Atrás de si, ouviu um rugido. Vinha lá! Os seus pés quase escorregaram quando o piso mudou de rocha para madeira ao alcançar a ponte partida. Os braços esticados em busca de equilíbrio, correu pela trave e saltou no final.
Mergulhou para a corda, afastando os braços tanto quanto possível.
Com um esgar agarrou a corda com uma mão, sentindo um sacão no ombro quando o seu peso o puxou para baixo. Agitou-se por um momento, sentindo que a mão escorregava ligeiramente. Depois agarrou a corda com a outra mão. Ficou pendurado por um segundo, respirando pesadamente, abalado.
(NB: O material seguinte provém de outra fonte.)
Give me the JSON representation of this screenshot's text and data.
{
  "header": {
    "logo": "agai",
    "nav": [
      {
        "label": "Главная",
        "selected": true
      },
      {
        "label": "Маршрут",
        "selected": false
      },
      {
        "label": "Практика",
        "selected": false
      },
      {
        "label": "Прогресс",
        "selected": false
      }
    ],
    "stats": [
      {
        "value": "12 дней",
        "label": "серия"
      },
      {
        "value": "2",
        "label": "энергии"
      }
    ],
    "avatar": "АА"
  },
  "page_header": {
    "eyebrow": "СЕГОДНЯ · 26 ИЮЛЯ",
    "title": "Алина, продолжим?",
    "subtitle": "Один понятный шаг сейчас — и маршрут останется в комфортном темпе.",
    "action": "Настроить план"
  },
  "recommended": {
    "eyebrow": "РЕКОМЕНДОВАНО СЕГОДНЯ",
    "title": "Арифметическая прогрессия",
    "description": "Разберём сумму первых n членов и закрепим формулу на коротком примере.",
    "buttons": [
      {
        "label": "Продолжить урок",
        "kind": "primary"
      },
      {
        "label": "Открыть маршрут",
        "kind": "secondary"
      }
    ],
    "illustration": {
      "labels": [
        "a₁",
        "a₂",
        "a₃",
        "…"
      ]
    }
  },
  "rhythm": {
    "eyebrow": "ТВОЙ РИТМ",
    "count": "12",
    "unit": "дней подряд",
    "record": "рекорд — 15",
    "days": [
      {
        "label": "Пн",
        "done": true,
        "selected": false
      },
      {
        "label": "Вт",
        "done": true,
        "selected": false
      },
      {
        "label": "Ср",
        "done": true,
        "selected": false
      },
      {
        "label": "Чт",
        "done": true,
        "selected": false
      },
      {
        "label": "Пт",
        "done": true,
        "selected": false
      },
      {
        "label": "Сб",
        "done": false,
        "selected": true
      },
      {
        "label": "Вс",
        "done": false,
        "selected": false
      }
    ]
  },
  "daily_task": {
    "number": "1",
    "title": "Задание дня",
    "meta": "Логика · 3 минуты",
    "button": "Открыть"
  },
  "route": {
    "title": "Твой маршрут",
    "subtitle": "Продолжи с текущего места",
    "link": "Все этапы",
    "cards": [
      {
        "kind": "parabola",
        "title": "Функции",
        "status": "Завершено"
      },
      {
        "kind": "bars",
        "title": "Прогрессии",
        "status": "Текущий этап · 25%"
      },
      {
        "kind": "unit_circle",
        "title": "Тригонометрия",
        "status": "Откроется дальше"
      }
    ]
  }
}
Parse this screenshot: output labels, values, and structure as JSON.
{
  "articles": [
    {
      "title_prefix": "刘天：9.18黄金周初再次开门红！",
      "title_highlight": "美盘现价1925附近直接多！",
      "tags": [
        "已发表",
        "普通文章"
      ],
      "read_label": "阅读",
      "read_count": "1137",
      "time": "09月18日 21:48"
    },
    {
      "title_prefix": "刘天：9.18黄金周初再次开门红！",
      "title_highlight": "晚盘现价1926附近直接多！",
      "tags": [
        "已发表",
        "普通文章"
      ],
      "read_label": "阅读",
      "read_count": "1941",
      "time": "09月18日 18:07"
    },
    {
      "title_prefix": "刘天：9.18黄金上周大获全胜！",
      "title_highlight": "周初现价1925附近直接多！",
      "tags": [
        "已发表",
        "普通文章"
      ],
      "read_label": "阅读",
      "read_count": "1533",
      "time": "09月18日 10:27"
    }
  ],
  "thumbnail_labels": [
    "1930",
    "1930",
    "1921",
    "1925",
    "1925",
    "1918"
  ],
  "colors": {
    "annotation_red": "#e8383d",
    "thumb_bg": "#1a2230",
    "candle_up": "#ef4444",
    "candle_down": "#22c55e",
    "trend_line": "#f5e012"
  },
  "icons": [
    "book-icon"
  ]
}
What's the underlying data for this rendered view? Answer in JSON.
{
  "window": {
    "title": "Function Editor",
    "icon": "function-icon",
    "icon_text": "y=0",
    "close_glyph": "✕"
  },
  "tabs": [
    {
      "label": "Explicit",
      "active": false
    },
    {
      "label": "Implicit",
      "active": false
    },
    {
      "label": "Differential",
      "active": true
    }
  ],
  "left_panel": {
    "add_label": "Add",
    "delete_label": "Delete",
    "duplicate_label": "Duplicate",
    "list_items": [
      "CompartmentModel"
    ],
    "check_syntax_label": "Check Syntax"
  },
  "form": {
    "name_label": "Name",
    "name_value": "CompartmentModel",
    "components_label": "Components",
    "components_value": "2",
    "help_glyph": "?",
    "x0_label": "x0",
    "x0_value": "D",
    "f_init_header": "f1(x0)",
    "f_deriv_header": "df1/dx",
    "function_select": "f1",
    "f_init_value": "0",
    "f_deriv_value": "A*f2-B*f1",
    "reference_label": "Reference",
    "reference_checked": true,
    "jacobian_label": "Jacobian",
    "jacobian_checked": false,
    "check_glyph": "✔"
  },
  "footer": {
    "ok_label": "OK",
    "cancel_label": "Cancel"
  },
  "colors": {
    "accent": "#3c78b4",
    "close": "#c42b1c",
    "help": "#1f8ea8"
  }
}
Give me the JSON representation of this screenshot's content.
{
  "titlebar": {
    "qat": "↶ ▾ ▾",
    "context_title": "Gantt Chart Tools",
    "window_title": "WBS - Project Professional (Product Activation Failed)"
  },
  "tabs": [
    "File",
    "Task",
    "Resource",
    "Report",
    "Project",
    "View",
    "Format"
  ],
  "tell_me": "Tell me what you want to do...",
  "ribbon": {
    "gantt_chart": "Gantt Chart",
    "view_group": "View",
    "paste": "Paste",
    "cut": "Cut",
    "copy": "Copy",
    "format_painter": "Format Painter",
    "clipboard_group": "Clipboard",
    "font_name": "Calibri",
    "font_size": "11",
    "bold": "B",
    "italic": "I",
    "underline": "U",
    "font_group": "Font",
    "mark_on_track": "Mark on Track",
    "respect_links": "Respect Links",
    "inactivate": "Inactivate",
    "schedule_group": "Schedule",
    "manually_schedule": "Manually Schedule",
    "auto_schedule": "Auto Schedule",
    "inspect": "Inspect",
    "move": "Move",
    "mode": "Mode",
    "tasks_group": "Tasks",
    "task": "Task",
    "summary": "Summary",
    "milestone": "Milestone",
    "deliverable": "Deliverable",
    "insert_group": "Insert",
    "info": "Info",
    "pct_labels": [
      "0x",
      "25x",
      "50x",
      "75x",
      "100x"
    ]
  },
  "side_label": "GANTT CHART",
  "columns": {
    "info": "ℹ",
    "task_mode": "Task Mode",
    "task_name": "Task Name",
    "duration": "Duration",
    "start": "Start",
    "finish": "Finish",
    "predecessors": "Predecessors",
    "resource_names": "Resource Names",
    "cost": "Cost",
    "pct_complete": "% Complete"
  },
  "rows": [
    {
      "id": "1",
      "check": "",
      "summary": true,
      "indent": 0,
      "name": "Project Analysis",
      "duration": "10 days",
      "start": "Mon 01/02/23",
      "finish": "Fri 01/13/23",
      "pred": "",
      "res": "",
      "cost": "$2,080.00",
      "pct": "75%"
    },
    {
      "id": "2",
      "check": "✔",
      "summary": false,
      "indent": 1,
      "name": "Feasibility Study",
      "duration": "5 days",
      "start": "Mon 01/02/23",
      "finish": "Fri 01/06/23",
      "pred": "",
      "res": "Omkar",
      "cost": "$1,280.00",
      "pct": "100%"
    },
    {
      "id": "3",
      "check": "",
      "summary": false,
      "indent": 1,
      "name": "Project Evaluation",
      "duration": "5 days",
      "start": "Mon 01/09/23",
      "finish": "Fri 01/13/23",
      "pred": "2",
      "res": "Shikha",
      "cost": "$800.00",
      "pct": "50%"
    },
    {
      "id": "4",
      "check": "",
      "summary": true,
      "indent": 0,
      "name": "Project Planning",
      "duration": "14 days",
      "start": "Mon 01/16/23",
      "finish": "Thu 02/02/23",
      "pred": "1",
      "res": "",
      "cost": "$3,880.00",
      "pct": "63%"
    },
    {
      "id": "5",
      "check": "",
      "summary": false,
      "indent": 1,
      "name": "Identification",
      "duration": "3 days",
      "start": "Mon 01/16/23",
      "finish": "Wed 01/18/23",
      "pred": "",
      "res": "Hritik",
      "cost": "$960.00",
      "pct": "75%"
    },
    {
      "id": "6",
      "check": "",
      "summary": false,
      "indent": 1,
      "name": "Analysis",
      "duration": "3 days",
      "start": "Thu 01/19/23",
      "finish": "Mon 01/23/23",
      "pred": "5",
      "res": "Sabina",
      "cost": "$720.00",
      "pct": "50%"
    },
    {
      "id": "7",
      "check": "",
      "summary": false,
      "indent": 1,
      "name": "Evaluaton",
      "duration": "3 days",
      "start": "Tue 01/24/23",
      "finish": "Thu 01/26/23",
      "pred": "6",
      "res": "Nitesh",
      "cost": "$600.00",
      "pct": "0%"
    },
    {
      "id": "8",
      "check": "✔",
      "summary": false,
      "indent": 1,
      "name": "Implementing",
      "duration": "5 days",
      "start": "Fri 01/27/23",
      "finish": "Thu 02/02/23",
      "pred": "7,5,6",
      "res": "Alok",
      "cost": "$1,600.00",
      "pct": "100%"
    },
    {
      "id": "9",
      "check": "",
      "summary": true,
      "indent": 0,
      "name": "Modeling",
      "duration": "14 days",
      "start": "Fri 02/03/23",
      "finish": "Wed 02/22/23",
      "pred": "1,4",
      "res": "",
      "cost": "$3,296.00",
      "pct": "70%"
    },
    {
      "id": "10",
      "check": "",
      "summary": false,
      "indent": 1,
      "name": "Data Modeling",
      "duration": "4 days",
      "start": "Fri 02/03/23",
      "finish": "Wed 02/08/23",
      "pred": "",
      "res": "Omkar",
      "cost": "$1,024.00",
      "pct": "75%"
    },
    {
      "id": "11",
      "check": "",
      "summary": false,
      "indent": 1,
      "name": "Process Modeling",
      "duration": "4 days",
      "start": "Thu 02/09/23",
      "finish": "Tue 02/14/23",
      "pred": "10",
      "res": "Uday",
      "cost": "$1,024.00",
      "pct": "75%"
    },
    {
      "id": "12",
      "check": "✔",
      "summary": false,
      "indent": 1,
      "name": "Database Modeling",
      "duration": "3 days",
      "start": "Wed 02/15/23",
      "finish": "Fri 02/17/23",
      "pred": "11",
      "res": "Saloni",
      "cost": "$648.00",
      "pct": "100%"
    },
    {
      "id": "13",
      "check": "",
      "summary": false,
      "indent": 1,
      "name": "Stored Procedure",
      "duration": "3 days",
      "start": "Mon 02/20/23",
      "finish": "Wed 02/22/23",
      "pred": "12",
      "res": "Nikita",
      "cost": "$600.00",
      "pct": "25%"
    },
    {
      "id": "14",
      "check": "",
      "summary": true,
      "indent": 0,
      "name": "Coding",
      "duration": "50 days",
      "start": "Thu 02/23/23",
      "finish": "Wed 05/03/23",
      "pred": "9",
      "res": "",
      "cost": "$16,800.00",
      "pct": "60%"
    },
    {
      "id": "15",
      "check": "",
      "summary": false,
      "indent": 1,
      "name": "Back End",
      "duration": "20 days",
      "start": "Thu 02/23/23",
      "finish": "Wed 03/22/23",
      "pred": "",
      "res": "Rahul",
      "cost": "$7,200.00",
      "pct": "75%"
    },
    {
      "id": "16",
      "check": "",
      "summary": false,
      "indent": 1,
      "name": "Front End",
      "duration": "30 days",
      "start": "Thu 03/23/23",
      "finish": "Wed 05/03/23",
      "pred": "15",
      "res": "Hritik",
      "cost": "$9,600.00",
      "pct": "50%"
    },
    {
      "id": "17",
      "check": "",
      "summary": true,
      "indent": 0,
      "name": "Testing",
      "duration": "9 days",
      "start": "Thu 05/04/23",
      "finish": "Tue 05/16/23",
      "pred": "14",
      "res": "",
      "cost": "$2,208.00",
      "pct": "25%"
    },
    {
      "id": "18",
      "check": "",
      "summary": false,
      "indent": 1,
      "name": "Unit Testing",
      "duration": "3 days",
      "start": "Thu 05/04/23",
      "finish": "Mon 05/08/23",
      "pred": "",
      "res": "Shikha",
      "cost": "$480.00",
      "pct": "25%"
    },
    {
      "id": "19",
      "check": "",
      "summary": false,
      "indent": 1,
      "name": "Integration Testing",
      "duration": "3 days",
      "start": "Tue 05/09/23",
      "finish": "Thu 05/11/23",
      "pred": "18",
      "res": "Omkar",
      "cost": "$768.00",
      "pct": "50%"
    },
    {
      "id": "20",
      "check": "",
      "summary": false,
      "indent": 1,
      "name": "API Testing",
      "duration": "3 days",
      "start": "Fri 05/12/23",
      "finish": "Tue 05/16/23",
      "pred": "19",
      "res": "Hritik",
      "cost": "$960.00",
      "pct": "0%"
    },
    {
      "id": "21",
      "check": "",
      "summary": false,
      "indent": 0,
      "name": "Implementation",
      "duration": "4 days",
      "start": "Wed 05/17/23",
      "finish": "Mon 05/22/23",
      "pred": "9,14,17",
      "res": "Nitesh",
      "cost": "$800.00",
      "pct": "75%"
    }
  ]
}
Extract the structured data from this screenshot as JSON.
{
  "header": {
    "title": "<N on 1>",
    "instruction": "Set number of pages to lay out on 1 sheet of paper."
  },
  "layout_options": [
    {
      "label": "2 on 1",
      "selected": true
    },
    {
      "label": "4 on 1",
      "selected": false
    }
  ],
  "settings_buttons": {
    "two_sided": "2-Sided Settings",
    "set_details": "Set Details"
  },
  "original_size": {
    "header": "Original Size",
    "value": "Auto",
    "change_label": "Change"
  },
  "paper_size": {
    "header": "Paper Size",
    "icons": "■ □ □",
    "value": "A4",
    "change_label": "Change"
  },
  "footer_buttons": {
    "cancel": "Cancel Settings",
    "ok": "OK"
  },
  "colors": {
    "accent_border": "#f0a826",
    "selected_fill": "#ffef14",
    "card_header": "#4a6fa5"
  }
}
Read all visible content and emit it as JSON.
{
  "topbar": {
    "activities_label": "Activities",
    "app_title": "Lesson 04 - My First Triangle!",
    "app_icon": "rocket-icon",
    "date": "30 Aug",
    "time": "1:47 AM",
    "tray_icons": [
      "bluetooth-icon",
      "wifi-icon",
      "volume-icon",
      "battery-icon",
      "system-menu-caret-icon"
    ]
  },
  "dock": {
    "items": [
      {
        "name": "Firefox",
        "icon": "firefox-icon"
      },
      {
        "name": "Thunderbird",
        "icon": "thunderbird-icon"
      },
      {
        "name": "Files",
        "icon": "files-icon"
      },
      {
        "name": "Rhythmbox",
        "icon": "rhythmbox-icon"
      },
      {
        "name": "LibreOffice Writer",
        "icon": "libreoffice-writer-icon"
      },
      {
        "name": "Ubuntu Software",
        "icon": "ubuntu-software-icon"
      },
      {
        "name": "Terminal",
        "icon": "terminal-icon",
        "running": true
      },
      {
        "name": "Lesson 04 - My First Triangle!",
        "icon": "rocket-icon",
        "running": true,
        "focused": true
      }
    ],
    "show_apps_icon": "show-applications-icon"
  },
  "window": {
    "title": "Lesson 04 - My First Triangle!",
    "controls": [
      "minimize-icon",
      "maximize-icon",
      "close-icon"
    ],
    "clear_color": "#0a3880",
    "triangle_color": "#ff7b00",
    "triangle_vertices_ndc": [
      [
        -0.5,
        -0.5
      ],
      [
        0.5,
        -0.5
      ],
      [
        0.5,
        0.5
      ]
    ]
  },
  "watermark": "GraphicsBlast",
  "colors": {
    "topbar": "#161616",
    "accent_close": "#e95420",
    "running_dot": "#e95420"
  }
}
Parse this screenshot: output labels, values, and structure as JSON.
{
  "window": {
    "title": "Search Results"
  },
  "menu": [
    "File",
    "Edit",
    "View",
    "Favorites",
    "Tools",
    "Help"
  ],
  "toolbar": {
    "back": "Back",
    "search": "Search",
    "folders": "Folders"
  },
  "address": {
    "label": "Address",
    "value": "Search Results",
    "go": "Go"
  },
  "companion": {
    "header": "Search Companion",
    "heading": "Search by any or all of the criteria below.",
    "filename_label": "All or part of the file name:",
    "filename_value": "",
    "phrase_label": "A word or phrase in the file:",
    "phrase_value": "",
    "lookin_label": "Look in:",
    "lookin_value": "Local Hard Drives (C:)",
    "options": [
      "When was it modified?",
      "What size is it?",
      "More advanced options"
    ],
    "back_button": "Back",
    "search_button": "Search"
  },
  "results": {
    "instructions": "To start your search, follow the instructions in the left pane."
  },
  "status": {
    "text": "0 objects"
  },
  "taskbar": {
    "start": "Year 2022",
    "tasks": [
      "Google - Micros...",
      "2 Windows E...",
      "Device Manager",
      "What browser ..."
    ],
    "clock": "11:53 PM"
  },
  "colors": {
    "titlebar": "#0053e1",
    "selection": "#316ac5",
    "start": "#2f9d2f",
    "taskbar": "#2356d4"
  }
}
A corda agitou-se nas mãos de Ben. Mas que raio? Inclinou o pescoço para olhar à sua volta. Tiny Tim lançava-se contra o candeeiro a que Nob’cobi prendera a corda. Se o candeeiro caísse, o mesmo aconteceria com aquela ponta da ponte de corda.
Ben olhou de relance para o fosso negro por baixo de si. Apressou-se, avançando com uma mão após outra pela ponte, mas o agitar da corda tornava o seu avanço hesitante e lento.
Não ia conseguir.
E quando a corda ficou flácida nas suas mãos, percebeu que, uma vez na vida, estava certo.